Yeah, the funniest thing about everyone freaking out about Fable's capabilities recently was that for most of the stuff they were amazed by, you could get roughly the same result from DeepSeek Flash.
I used to be obsessed with what's the best model. Then a while back when the new best model came out, I tested it on a task. I also tested its little brother (much smaller model from same company).
They both completed the task perfectly except the "best" model (the bigger one) cost 5x more and took 3x longer...
"Best model" discourse always remember me of my days in Monster Hunter with people who refused to consider playing with anything other than the meta set for their weapon and then proceed to immediately cart right at the beginning of the hunt :)
With the wealth of models available (open source vs closed, api vs local), I find optimizing the cost-efficiency of your token consumption an important part of business-oriented AI engineering. You don't need "the best" for every task.

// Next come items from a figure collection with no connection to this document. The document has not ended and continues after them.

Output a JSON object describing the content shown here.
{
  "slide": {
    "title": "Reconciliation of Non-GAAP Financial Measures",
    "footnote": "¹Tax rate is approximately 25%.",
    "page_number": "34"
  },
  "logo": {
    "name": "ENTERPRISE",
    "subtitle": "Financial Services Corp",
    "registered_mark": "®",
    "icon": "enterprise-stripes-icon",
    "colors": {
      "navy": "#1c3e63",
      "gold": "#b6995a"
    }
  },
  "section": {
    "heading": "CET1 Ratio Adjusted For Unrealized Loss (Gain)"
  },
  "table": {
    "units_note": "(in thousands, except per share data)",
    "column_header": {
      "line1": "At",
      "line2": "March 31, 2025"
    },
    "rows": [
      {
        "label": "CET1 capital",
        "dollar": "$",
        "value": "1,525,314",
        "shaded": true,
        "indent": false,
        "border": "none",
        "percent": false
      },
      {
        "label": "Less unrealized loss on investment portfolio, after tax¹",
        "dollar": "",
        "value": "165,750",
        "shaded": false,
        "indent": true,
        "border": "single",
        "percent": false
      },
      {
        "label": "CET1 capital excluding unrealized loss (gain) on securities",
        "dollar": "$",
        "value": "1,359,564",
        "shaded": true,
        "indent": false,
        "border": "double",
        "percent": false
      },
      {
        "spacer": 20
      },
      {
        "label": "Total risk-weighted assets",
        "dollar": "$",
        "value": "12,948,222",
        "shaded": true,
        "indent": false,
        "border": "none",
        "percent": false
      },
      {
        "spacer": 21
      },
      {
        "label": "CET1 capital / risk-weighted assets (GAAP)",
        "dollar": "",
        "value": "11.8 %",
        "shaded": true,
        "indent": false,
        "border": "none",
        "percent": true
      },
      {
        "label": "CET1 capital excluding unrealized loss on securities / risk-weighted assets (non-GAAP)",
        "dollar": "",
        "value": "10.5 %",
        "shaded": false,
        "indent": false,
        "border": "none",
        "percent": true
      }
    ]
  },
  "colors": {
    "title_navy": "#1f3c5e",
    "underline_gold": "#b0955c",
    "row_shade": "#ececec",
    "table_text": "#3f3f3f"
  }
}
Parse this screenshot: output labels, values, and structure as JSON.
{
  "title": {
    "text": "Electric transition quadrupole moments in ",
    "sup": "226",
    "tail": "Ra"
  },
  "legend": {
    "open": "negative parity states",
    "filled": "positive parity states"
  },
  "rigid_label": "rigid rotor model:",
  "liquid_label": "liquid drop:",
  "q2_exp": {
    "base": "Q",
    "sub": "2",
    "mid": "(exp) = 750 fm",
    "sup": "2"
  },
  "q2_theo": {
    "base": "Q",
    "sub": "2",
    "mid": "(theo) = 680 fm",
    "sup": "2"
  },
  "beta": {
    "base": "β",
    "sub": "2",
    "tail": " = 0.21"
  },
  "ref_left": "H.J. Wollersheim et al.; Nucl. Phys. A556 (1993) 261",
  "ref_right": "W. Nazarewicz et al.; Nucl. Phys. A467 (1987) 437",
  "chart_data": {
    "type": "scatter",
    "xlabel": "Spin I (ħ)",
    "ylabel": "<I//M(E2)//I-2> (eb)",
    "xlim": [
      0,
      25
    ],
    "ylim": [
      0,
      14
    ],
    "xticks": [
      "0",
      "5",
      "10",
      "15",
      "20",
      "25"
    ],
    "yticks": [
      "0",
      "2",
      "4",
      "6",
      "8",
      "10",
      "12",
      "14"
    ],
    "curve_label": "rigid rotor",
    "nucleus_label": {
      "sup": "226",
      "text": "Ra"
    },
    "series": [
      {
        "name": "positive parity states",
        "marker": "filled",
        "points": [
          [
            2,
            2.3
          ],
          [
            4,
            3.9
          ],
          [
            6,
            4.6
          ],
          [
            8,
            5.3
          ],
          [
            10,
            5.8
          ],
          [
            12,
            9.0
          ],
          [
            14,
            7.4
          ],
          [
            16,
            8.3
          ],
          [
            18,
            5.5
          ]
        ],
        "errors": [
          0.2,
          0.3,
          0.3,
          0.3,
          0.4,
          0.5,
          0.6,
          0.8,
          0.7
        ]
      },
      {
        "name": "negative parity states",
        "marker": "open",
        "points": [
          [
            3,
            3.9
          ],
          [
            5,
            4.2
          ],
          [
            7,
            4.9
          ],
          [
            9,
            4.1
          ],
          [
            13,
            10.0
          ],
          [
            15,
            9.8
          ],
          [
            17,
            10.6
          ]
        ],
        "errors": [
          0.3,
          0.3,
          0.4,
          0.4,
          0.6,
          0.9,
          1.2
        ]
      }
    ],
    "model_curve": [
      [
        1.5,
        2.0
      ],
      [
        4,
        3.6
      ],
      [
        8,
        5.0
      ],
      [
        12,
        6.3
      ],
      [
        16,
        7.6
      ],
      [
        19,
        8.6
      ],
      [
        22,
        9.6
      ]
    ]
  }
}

A lot of the monetarization strategies for LMM's depend on the need to use them via SaaS subscriptions. If companies start to realize that local AI is cheaper, provides good enough results and makes them independent then that monetarization strategy falls apart and a whole industry collapses.
> They both completed the task perfectly except the "best" model (the bigger one) cost 5x more and took 3x longer...
Same for me, I certainly don't have the same definition of success and failure either.
A more expensive model has *less* rooms for wandering around than a cheaper model.
If Claude wanders around during 10min until finding the most obvious solution, then I count it as a failure.